It would be easy to start 2016 in a mood of deep despondency, mostly driven by the dire financial situation of the NHS. It is inevitable that, whatever financial engineering talents are deployed, the NHS as a whole will finish 2015/16 with a record deficit of around £2 billion. The Comprehensive Spending Review settlement announced in November 2015 looked like more of the same – a bit of a bailout for the NHS in 2016/17 (mostly used to deal with this year’s deficit and mostly financed by raiding other Department of Health budgets like education and training, public health and capital investment) followed by three more years of near zero real terms growth. In addition, the social care settlement looked equally parsimonious, meaning even more pressure on healthcare spending, at a time when pay restraint and cost improvement programmes have cut pretty much all there was to cut.
So are there any reasons, as Ian Dury said, to be cheerful? I think prospects are not as black as they might seem, for four main reasons.
First, the Lansley reforms to the NHS were such an unmitigated failure that, paradoxically, they have created some breathing space for creative NHS reform to be led in and by the NHS itself. It is hard to believe that the new models of care now being piloted in the Vanguard programme, or the move toward health and social care devolution being spearheaded in Manchester, could have happened without the crisis of political confidence that Lansley caused. He may have left a legislative framework and organisational structures that are not fit for purpose, but that too, in a strange way, has produced all sorts of creative extra-legislative solutions. The moratorium on any further reorganisations, while probably not sustainable in the medium term, has forced people to think differently about how to secure reform. And all sorts of new organisational forms – GP federations, local care organisations, and the like – have begun to grow up in the meantime. We could be heading for the first era of NHS reform designed not in Richmond House but in NHS organisations around the country.
Second, there is a near universal consensus now that the health and social care systems have to be integrated. What “integrated” means, when they are funded and provided in very different ways, is not really clear, but the Berlin wall that has existed for forty years or more between local authority social care services and NHS healthcare services is simply collapsing under the weight of its own irrelevance to societal need. One of the few good points in Lansley’s reforms was the creation of Health and Wellbeing Boards, and the forum they provided for bringing health and social care decision makers together. The next step is being trialled most ambitiously in Manchester, but will soon mean more freedom everywhere to budget, plan for and deliver health and social care services together.

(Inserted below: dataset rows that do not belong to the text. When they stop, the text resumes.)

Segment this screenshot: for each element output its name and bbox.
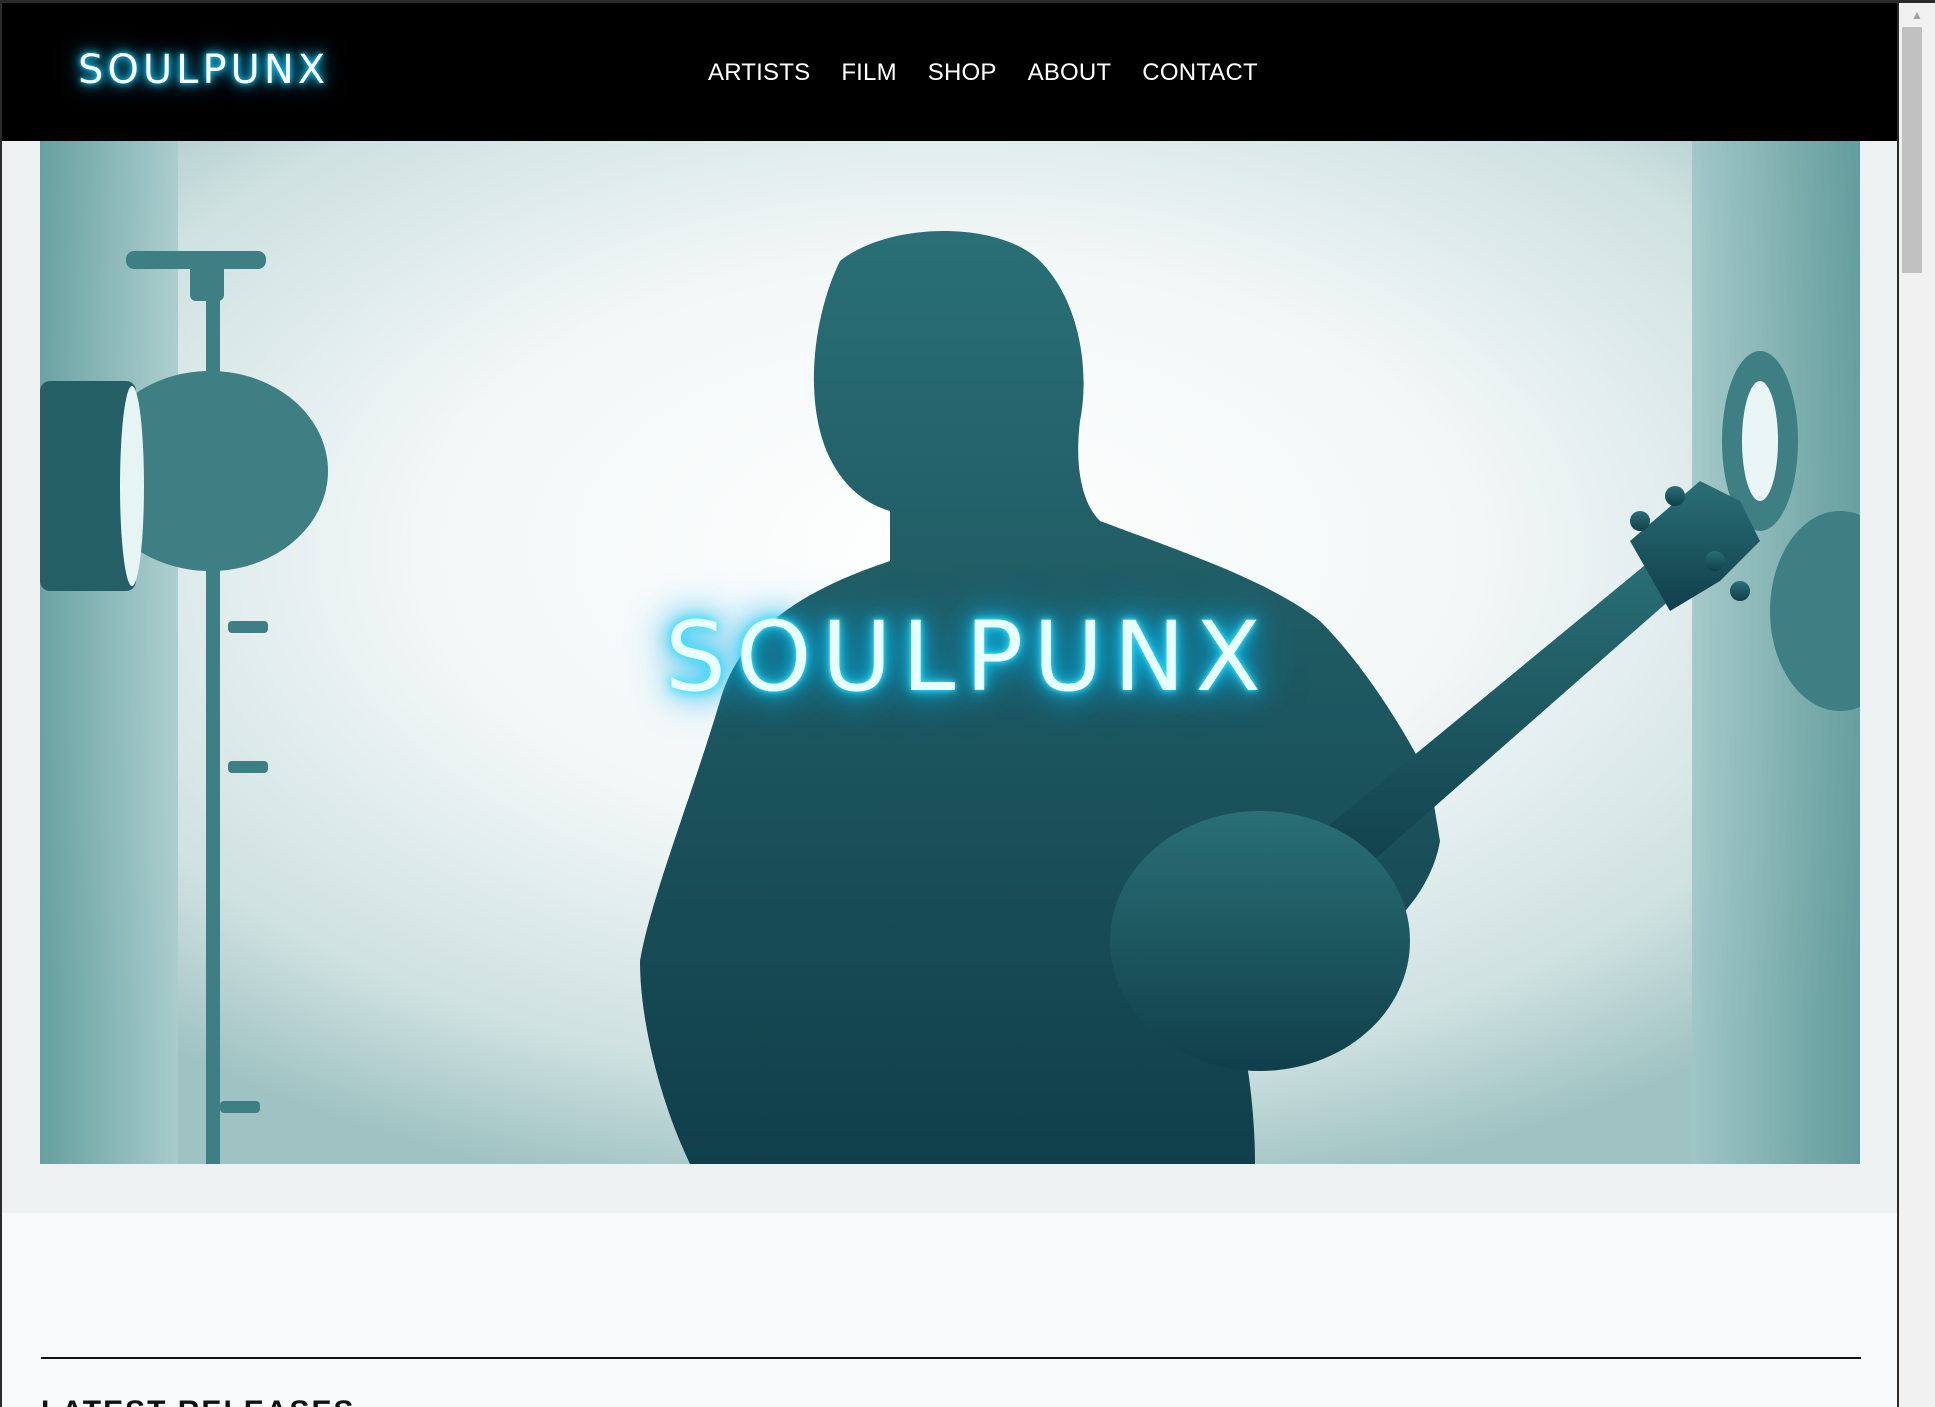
nav-item-shop[interactable]: SHOP — [928, 59, 997, 87]
content-area — [2, 1213, 1897, 1407]
section-divider — [41, 1357, 1861, 1359]
nav-item-about[interactable]: ABOUT — [1028, 59, 1112, 87]
nav-item-contact[interactable]: CONTACT — [1142, 59, 1258, 87]
section-heading: LATEST RELEASES — [41, 1395, 355, 1407]
site-logo[interactable]: SOULPUNX — [78, 47, 329, 93]
hero-image: SOULPUNX — [40, 141, 1860, 1164]
main-nav: ARTISTS FILM SHOP ABOUT CONTACT — [708, 59, 1289, 87]
hero-title: SOULPUNX — [665, 601, 1271, 713]
scrollbar-thumb[interactable] — [1902, 27, 1922, 273]
nav-item-film[interactable]: FILM — [841, 59, 896, 87]
page-viewport: SOULPUNX ARTISTS FILM SHOP ABOUT CONTACT — [2, 3, 1897, 1407]
hero-section: SOULPUNX — [2, 141, 1897, 1213]
scroll-up-arrow-icon[interactable]: ▲ — [1899, 3, 1935, 27]
site-header: SOULPUNX ARTISTS FILM SHOP ABOUT CONTACT — [2, 3, 1897, 141]
nav-item-artists[interactable]: ARTISTS — [708, 59, 810, 87]
vertical-scrollbar[interactable]: ▲ — [1899, 3, 1935, 1407]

Third, the last thirty years of various experiments with commissioning, markets, competition, tendering, any willing provider, choice and the like are finally being consigned to the dustbin of health policy history. That does not mean that there is no place for contestability and challenge in healthcare provision, or for a commissioning function. But it does mean that such mechanisms are seen as a means to an end, not an end in themselves. The demise of Monitor (and its replacement by the rather differently oriented NHS Improvement) seems to signal an end to the obsession with contracts and tendering and the arrival of a more pragmatic approach to service reconfiguration. Everyone seems to now realise that competition and markets have proven to be about as useful in dealing with most of the big problems we face – urgent care demand, chronic disease management, wellness and fitness to work – as the proverbial chocolate teapot.
Finally, I don’t think many people in either the Department of Health or NHS England really think the financial settlement for the next five years will hold. Much may depend on how the wider economy performs, but the political consequences of five more years of fiscal austerity would be too much for any government to bear, especially as an election approaches. So expect a renegotiation, around 2017, based on the premise that the NHS has delivered it side of the deal – and government now needs to revisit its frankly barmy assumption that healthcare spending would fall as a share of GDP over this parliament. I doubt that means any change to the basic, tax-funded nature of most healthcare spending, but it does mean a move back to realistic assumptions about the trajectory of UK health spending – that it will be more like France or Germany, and less like Greece or Poland.
So, though the financial prospects still look pretty grim, there is certainly some scope for optimism about the coming year. After several years of relentless and pointless NHS reform and reorganisation, in which the voice of and needs of patients and the public were almost silenced, it seems that there is now an opportunity for NHS leaders to focus on what really matters again – designing and delivering health services to meet the needs of patients and the wider public. Happy new year!